# Forum Home Renovation Rendering  What to replace fibro walls with for rendered look...

## Kevib

Hello
Any help would be great -@I'm looking at options to replace the fibro exterior walls on our house. 
Well aware of the fibro removal rules but unsure of what to use once its gone. 
- want a render/textured look
- like the idea of blueboard & render but not the (sure thing???) potential of cracks
- unsure re hebel?
- Plan to install batts in wall. 
Any suggestions on these/ other options?...and rough costs?
Will prob get someone to do the job. 
Thanks
KeviB

----------


## seriph1

welcome to the forum!  
Why not just put blueboard or foam board over the existing fibro? Once it is captive, there is zero risk. Of course, there is almost no risk now anyway, as the asbestos is captured inside the boards.
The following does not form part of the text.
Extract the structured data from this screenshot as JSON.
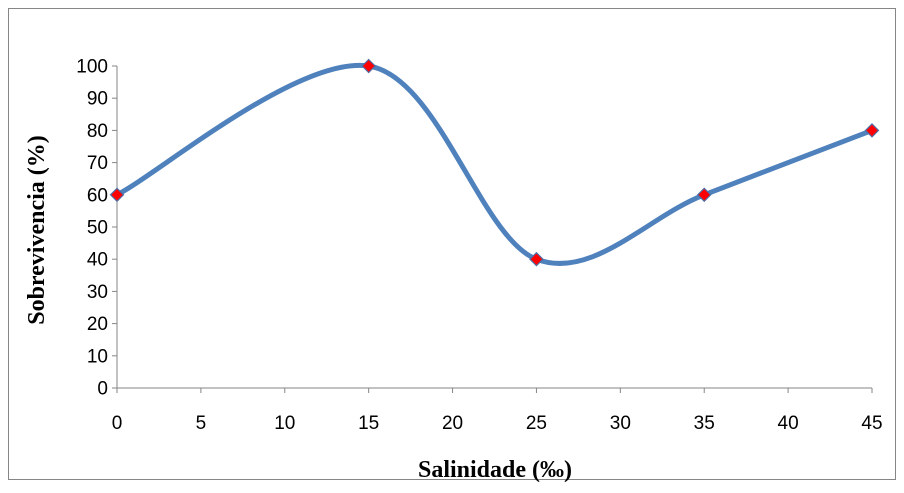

I believe it is only when you start breaking it up that it becomes a hazard. 
Cracks in render are commonplace, because of poor practices  -  there should be plenty of info about how to fit the cladding and render correctly, from manufacturers like James Hardy etc. ... and of course, the walls that ARE done right don't stand out like the ones that aren't! I saw a place today where the paint was not applied very well .... every panel was visible along the joints .... looked bad.

----------


## Kevib

Thanks Steve -yes, I did think about just covering it but have decided to de-fibro the house for a few reasons including so we can add wall insulation and just actually to get rid of it for once and for all.
Yeh, joint cracks in render look terrible....suppose the key for me is that it seems like it can actually be done well and I can get some sort of guarantee from the builder.

----------


## Kevib

Anyone got an idea of cost for:
- blueboard & render
- blueboard (could texture paint myself)
- hebel 
Any help would be great

----------


## sundancewfs

You could look at Masterwall or a similar system. www.masterwall.com.au http://www.render.com.au/index.cfm/T...al_data_Fibre/ http://www.unitex.com.au/cladding.html

----------